The presentation of the insurance policy was necessary in the case of Home Insurance Corporation v. CA
[21]
(a case
cited by petitioner) because the shipment therein (hydraulic engines) passed through several stages with different parties
involved in each stage. First, from the shipper to the port of departure; second, from the port of departure to the M/S
Oriental Statesman; third, from the M/S Oriental Statesman to the M/S Pacific Conveyor; fourth, from the M/S Pacific
Conveyor to the port of arrival; fifth, from the port of arrival to the arrastre operator; sixth, from the arrastre operator to the
hauler, Mabuhay Brokerage Co., Inc. (private respondent therein); and lastly, from the hauler to the consignee. We
emphasized in that case that in the absence of proof of stipulations to the contrary, the hauler can be liable only for any
damage that occurred from the time it received the cargo until it finally delivered it to the consignee. Ordinarily, it cannot
be held responsible for the handling of the cargo before it actually received it. The insurance contract, which was not
presented in evidence in that case would have indicated the scope of the insurers liability, if any, since no evidence was
adduced indicating at what stage in the handling process the damage to the cargo was sustained.
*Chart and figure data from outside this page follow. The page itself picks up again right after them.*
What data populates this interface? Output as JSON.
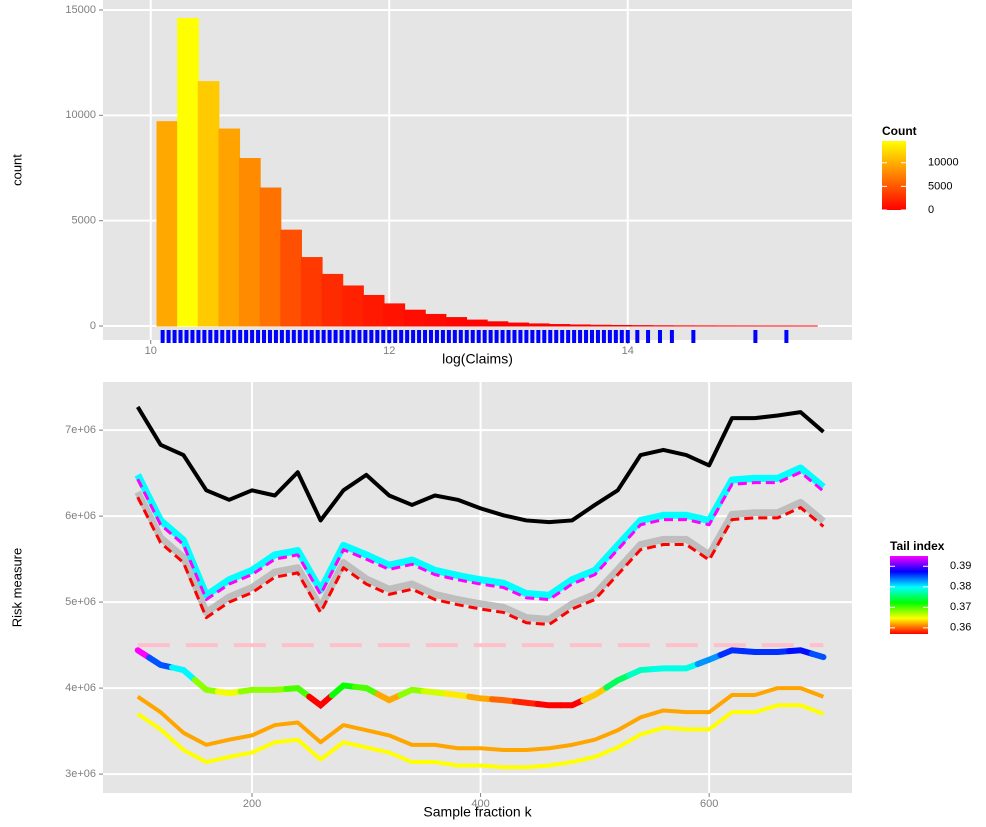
{
  "chart_data": [
    {
      "type": "histogram",
      "x_label": "log(Claims)",
      "y_label": "count",
      "bins": [
        9.88,
        10.053,
        10.226,
        10.399,
        10.572,
        10.745,
        10.918,
        11.091,
        11.264,
        11.437,
        11.61,
        11.783,
        11.956,
        12.129,
        12.302,
        12.475,
        12.648,
        12.821,
        12.994,
        13.167,
        13.34,
        13.513,
        13.686,
        13.859,
        14.032,
        14.205,
        14.378,
        14.551,
        14.724,
        14.897,
        15.07,
        15.243,
        15.416,
        15.589
      ],
      "values": [
        0,
        9700,
        14600,
        11600,
        9350,
        7950,
        6550,
        4550,
        3250,
        2450,
        1900,
        1450,
        1050,
        750,
        550,
        400,
        280,
        200,
        140,
        100,
        70,
        50,
        35,
        25,
        18,
        12,
        8,
        6,
        4,
        3,
        2,
        2,
        1
      ],
      "color_scale": [
        "#ff0000",
        "#ffff00"
      ],
      "legend": {
        "title": "Count",
        "ticks": [
          0,
          5000,
          10000
        ]
      },
      "rug": {
        "color": "#0000ff",
        "values": [
          10.1,
          10.15,
          10.2,
          10.25,
          10.3,
          10.35,
          10.4,
          10.45,
          10.5,
          10.55,
          10.6,
          10.65,
          10.7,
          10.75,
          10.8,
          10.85,
          10.9,
          10.95,
          11.0,
          11.05,
          11.1,
          11.15,
          11.2,
          11.25,
          11.3,
          11.35,
          11.4,
          11.45,
          11.5,
          11.55,
          11.6,
          11.65,
          11.7,
          11.75,
          11.8,
          11.85,
          11.9,
          11.95,
          12.0,
          12.05,
          12.1,
          12.15,
          12.2,
          12.25,
          12.3,
          12.35,
          12.4,
          12.45,
          12.5,
          12.55,
          12.6,
          12.65,
          12.7,
          12.75,
          12.8,
          12.85,
          12.9,
          12.95,
          13.0,
          13.05,
          13.1,
          13.15,
          13.2,
          13.25,
          13.3,
          13.35,
          13.4,
          13.45,
          13.5,
          13.55,
          13.6,
          13.65,
          13.7,
          13.75,
          13.8,
          13.85,
          13.9,
          13.95,
          14.0,
          14.08,
          14.17,
          14.27,
          14.37,
          14.55,
          15.07,
          15.33
        ]
      },
      "xlim": [
        9.6,
        15.88
      ],
      "ylim": [
        -664,
        15475
      ],
      "xticks": [
        10,
        12,
        14
      ],
      "yticks": [
        0,
        5000,
        10000,
        15000
      ],
      "grid": true
    },
    {
      "type": "line",
      "x_label": "Sample fraction k",
      "y_label": "Risk measure",
      "x": [
        100,
        120,
        140,
        160,
        180,
        200,
        220,
        240,
        260,
        280,
        300,
        320,
        340,
        360,
        380,
        400,
        420,
        440,
        460,
        480,
        500,
        520,
        540,
        560,
        580,
        600,
        620,
        640,
        660,
        680,
        700
      ],
      "series": [
        {
          "color": "#000000",
          "style": "solid",
          "values": [
            7270000.0,
            6830000.0,
            6710000.0,
            6300000.0,
            6190000.0,
            6300000.0,
            6240000.0,
            6510000.0,
            5950000.0,
            6300000.0,
            6480000.0,
            6240000.0,
            6130000.0,
            6240000.0,
            6190000.0,
            6090000.0,
            6010000.0,
            5950000.0,
            5930000.0,
            5950000.0,
            6130000.0,
            6300000.0,
            6710000.0,
            6770000.0,
            6710000.0,
            6590000.0,
            7140000.0,
            7140000.0,
            7170000.0,
            7210000.0,
            6980000.0
          ]
        },
        {
          "color": "#00ffff",
          "style": "solid",
          "values": [
            6480000.0,
            5950000.0,
            5720000.0,
            5080000.0,
            5260000.0,
            5370000.0,
            5550000.0,
            5600000.0,
            5140000.0,
            5660000.0,
            5550000.0,
            5430000.0,
            5490000.0,
            5370000.0,
            5310000.0,
            5260000.0,
            5220000.0,
            5100000.0,
            5080000.0,
            5260000.0,
            5370000.0,
            5660000.0,
            5950000.0,
            6010000.0,
            6010000.0,
            5950000.0,
            6420000.0,
            6440000.0,
            6440000.0,
            6560000.0,
            6340000.0
          ]
        },
        {
          "color": "#ff00ff",
          "style": "dashed",
          "values": [
            6430000.0,
            5900000.0,
            5670000.0,
            5030000.0,
            5210000.0,
            5320000.0,
            5500000.0,
            5550000.0,
            5090000.0,
            5610000.0,
            5500000.0,
            5380000.0,
            5440000.0,
            5320000.0,
            5260000.0,
            5210000.0,
            5170000.0,
            5050000.0,
            5030000.0,
            5210000.0,
            5320000.0,
            5610000.0,
            5900000.0,
            5960000.0,
            5960000.0,
            5900000.0,
            6370000.0,
            6390000.0,
            6390000.0,
            6510000.0,
            6290000.0
          ]
        },
        {
          "color": "#bebebe",
          "style": "solid",
          "values": [
            6280000.0,
            5750000.0,
            5520000.0,
            4880000.0,
            5060000.0,
            5170000.0,
            5350000.0,
            5400000.0,
            4940000.0,
            5460000.0,
            5270000.0,
            5150000.0,
            5210000.0,
            5090000.0,
            5030000.0,
            4980000.0,
            4940000.0,
            4820000.0,
            4800000.0,
            4980000.0,
            5090000.0,
            5380000.0,
            5670000.0,
            5730000.0,
            5730000.0,
            5550000.0,
            6020000.0,
            6040000.0,
            6040000.0,
            6160000.0,
            5940000.0
          ]
        },
        {
          "color": "#ff0000",
          "style": "dashed",
          "values": [
            6220000.0,
            5690000.0,
            5460000.0,
            4820000.0,
            5000000.0,
            5110000.0,
            5290000.0,
            5340000.0,
            4880000.0,
            5400000.0,
            5210000.0,
            5090000.0,
            5150000.0,
            5030000.0,
            4970000.0,
            4920000.0,
            4880000.0,
            4760000.0,
            4740000.0,
            4920000.0,
            5030000.0,
            5320000.0,
            5610000.0,
            5670000.0,
            5670000.0,
            5490000.0,
            5960000.0,
            5980000.0,
            5980000.0,
            6100000.0,
            5880000.0
          ]
        },
        {
          "style": "gradient",
          "values": [
            4440000.0,
            4270000.0,
            4210000.0,
            3980000.0,
            3940000.0,
            3980000.0,
            3980000.0,
            4000000.0,
            3800000.0,
            4030000.0,
            4000000.0,
            3860000.0,
            3980000.0,
            3950000.0,
            3920000.0,
            3880000.0,
            3860000.0,
            3830000.0,
            3800000.0,
            3800000.0,
            3920000.0,
            4090000.0,
            4210000.0,
            4230000.0,
            4230000.0,
            4330000.0,
            4440000.0,
            4420000.0,
            4420000.0,
            4440000.0,
            4360000.0
          ],
          "tail_index": [
            0.395,
            0.385,
            0.38,
            0.368,
            0.365,
            0.368,
            0.368,
            0.37,
            0.357,
            0.372,
            0.37,
            0.362,
            0.368,
            0.366,
            0.364,
            0.362,
            0.36,
            0.358,
            0.357,
            0.357,
            0.363,
            0.375,
            0.378,
            0.379,
            0.379,
            0.383,
            0.386,
            0.386,
            0.386,
            0.387,
            0.385
          ]
        },
        {
          "color": "#ffa500",
          "style": "solid",
          "values": [
            3900000.0,
            3720000.0,
            3480000.0,
            3340000.0,
            3400000.0,
            3450000.0,
            3570000.0,
            3600000.0,
            3370000.0,
            3570000.0,
            3510000.0,
            3450000.0,
            3340000.0,
            3340000.0,
            3300000.0,
            3300000.0,
            3280000.0,
            3280000.0,
            3300000.0,
            3340000.0,
            3400000.0,
            3510000.0,
            3660000.0,
            3740000.0,
            3720000.0,
            3720000.0,
            3920000.0,
            3920000.0,
            4000000.0,
            4000000.0,
            3900000.0
          ]
        },
        {
          "color": "#ffff00",
          "style": "solid",
          "values": [
            3700000.0,
            3520000.0,
            3280000.0,
            3140000.0,
            3200000.0,
            3250000.0,
            3370000.0,
            3400000.0,
            3170000.0,
            3370000.0,
            3310000.0,
            3250000.0,
            3140000.0,
            3140000.0,
            3100000.0,
            3100000.0,
            3080000.0,
            3080000.0,
            3100000.0,
            3140000.0,
            3200000.0,
            3310000.0,
            3460000.0,
            3540000.0,
            3520000.0,
            3520000.0,
            3720000.0,
            3720000.0,
            3800000.0,
            3800000.0,
            3700000.0
          ]
        }
      ],
      "hline": {
        "value": 4500000.0,
        "color": "#ffc0cb"
      },
      "color_scale": [
        "#ff0000",
        "#ffff00",
        "#00ff00",
        "#00ffff",
        "#0000ff",
        "#ff00ff"
      ],
      "legend": {
        "title": "Tail index",
        "ticks": [
          0.36,
          0.37,
          0.38,
          0.39
        ]
      },
      "xlim": [
        69.6,
        725
      ],
      "ylim": [
        2780000.0,
        7560000.0
      ],
      "xticks": [
        200,
        400,
        600
      ],
      "yticks": [
        {
          "value": 3000000,
          "label": "3e+06"
        },
        {
          "value": 4000000,
          "label": "4e+06"
        },
        {
          "value": 5000000,
          "label": "5e+06"
        },
        {
          "value": 6000000,
          "label": "6e+06"
        },
        {
          "value": 7000000,
          "label": "7e+06"
        }
      ],
      "grid": true
    }
  ]
}
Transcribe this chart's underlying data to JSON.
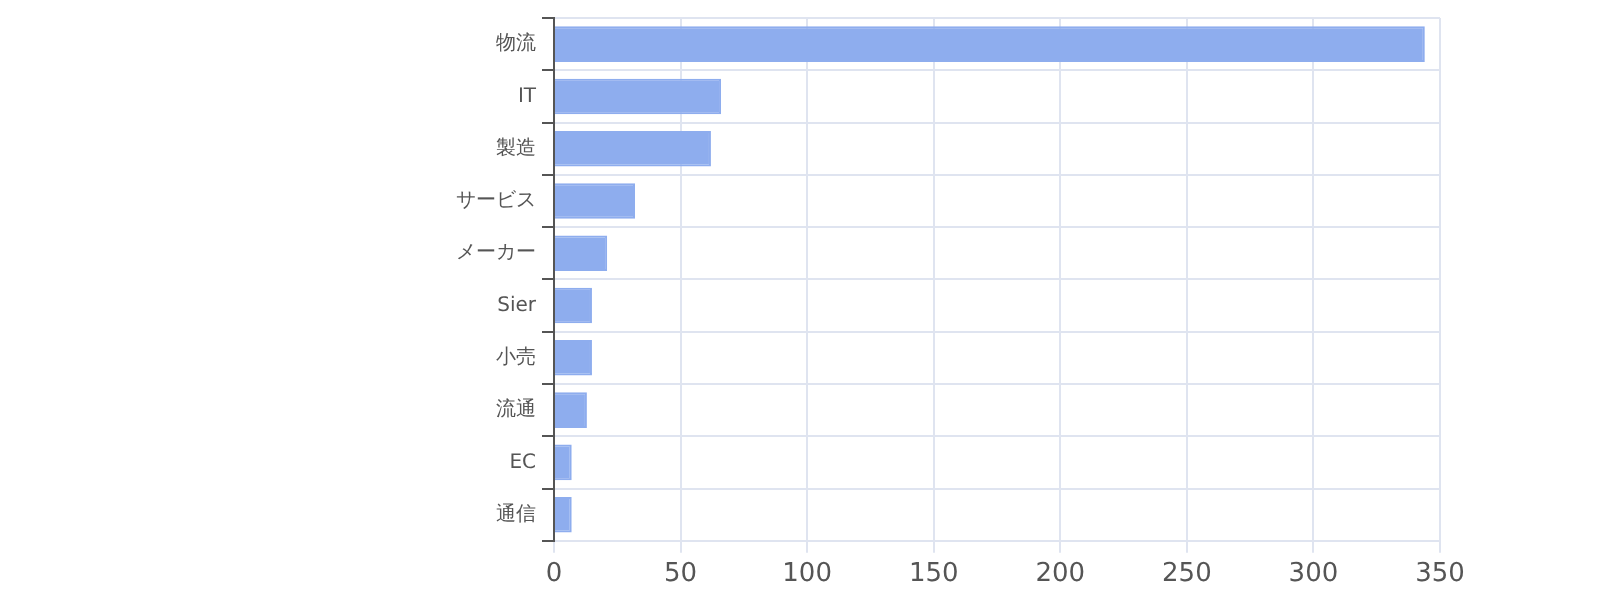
{
  "chart_data": {
    "type": "bar",
    "orientation": "horizontal",
    "categories": [
      "物流",
      "IT",
      "製造",
      "サービス",
      "メーカー",
      "Sier",
      "小売",
      "流通",
      "EC",
      "通信"
    ],
    "values": [
      344,
      66,
      62,
      32,
      21,
      15,
      15,
      13,
      7,
      7
    ],
    "color": "#8eadee",
    "xlim": [
      0,
      350
    ],
    "xticks": [
      0,
      50,
      100,
      150,
      200,
      250,
      300,
      350
    ],
    "grid": true,
    "legend": false
  }
}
Hence, our ruling on the presentation of the insurance policy in the said case of Home Insurance Corporation is not
applicable to the case at bar. In contrast, there is no doubt that the cargo of industrial fuel oil belonging to Caltex, in the
case at bar, was lost while on board petitioners vessel, MT Maysun, which sank while in transit in the vicinity of Panay
Gulf and Cuyo East Pass in the early morning of August 16, 1986.
WHEREFORE, the instant petition is DENIED. The Decision dated June 17, 1996 of the Court of Appeals in CA-
G.R. CV No. 39836 is AFFIRMED. Costs against the petitioner.
SO ORDERED.
Bellosillo, (Chairman), Mendoza, Quisumbing, and Buena, JJ., concur.